Health Provider Group Suggests HSA Contribution Tax Law Changes

October 29, 2008 (PLANSPONSOR.com) - A health plan trade group has asked the Internal Revenue Service (IRS) to delay the deadline for filing excise tax returns and payments for noncompliance under Sections 4980B and 4980D of the tax code.

Thomas Wilder, senior regulatory counsel at America’s Health Insurance Plans (AHIP), suggested in a letter to the tax agency that the final version of its rules concerning employer contributions to employee health savings accounts and related excise tax returns and payments should include a date for compliance that is three months after the end of the current non-compliance period.

The deadline could also be 90 days after the employer’s income tax return due date—whichever is later.

Wilder said the proposed AHIP change was necessary because there could be situations where a period of noncompliance lasts beyond the employer’s tax return filing deadline if the noncompliance was not discovered and corrected until after the income tax deadline.

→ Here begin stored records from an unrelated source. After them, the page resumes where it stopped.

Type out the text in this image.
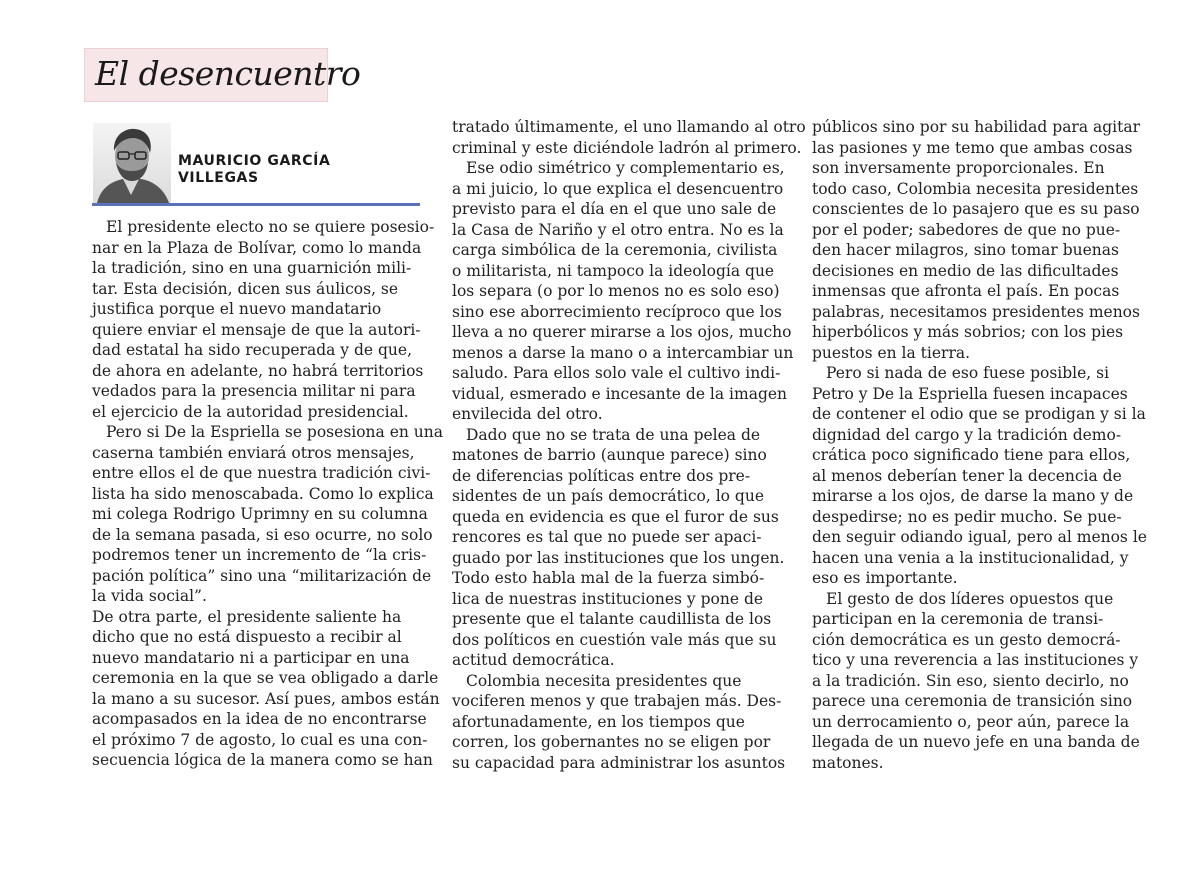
El desencuentro
MAURICIO GARCÍA
VILLEGAS

El presidente electo no se quiere posesio-
nar en la Plaza de Bolívar, como lo manda
la tradición, sino en una guarnición mili-
tar. Esta decisión, dicen sus áulicos, se
justifica porque el nuevo mandatario
quiere enviar el mensaje de que la autori-
dad estatal ha sido recuperada y de que,
de ahora en adelante, no habrá territorios
vedados para la presencia militar ni para
el ejercicio de la autoridad presidencial.

Pero si De la Espriella se posesiona en una
caserna también enviará otros mensajes,
entre ellos el de que nuestra tradición civi-
lista ha sido menoscabada. Como lo explica
mi colega Rodrigo Uprimny en su columna
de la semana pasada, si eso ocurre, no solo
podremos tener un incremento de “la cris-
pación política” sino una “militarización de
la vida social”.

De otra parte, el presidente saliente ha
dicho que no está dispuesto a recibir al
nuevo mandatario ni a participar en una
ceremonia en la que se vea obligado a darle
la mano a su sucesor. Así pues, ambos están
acompasados en la idea de no encontrarse
el próximo 7 de agosto, lo cual es una con-
secuencia lógica de la manera como se han

tratado últimamente, el uno llamando al otro
criminal y este diciéndole ladrón al primero.

Ese odio simétrico y complementario es,
a mi juicio, lo que explica el desencuentro
previsto para el día en el que uno sale de
la Casa de Nariño y el otro entra. No es la
carga simbólica de la ceremonia, civilista
o militarista, ni tampoco la ideología que
los separa (o por lo menos no es solo eso)
sino ese aborrecimiento recíproco que los
lleva a no querer mirarse a los ojos, mucho
menos a darse la mano o a intercambiar un
saludo. Para ellos solo vale el cultivo indi-
vidual, esmerado e incesante de la imagen
envilecida del otro.

Dado que no se trata de una pelea de
matones de barrio (aunque parece) sino
de diferencias políticas entre dos pre-
sidentes de un país democrático, lo que
queda en evidencia es que el furor de sus
rencores es tal que no puede ser apaci-
guado por las instituciones que los ungen.
Todo esto habla mal de la fuerza simbó-
lica de nuestras instituciones y pone de
presente que el talante caudillista de los
dos políticos en cuestión vale más que su
actitud democrática.

Colombia necesita presidentes que
vociferen menos y que trabajen más. Des-
afortunadamente, en los tiempos que
corren, los gobernantes no se eligen por
su capacidad para administrar los asuntos

públicos sino por su habilidad para agitar
las pasiones y me temo que ambas cosas
son inversamente proporcionales. En
todo caso, Colombia necesita presidentes
conscientes de lo pasajero que es su paso
por el poder; sabedores de que no pue-
den hacer milagros, sino tomar buenas
decisiones en medio de las dificultades
inmensas que afronta el país. En pocas
palabras, necesitamos presidentes menos
hiperbólicos y más sobrios; con los pies
puestos en la tierra.

Pero si nada de eso fuese posible, si
Petro y De la Espriella fuesen incapaces
de contener el odio que se prodigan y si la
dignidad del cargo y la tradición demo-
crática poco significado tiene para ellos,
al menos deberían tener la decencia de
mirarse a los ojos, de darse la mano y de
despedirse; no es pedir mucho. Se pue-
den seguir odiando igual, pero al menos le
hacen una venia a la institucionalidad, y
eso es importante.

El gesto de dos líderes opuestos que
participan en la ceremonia de transi-
ción democrática es un gesto democrá-
tico y una reverencia a las instituciones y
a la tradición. Sin eso, siento decirlo, no
parece una ceremonia de transición sino
un derrocamiento o, peor aún, parece la
llegada de un nuevo jefe en una banda de
matones.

AHIP backed a provision in the proposed regulation under Section 4980G allowing employers to provide boosted contributions to the HSAs of lower wage employees. The health insurance group also endorsed language that would permit employers to provide higher contributions to the HSAs of highly compensated employees who have self-plus-two coverage under a high-deductible plan.

IRS published the proposed regulation in a question-and-answer format July 16 (see  IRS Proposes New Rules on Employer HSA Contributions ). Until a final regulation is issued, under Section 4980G, employers can use the proposed regulation as guidance on employer contributions made January 1, 2007, or later, IRS said.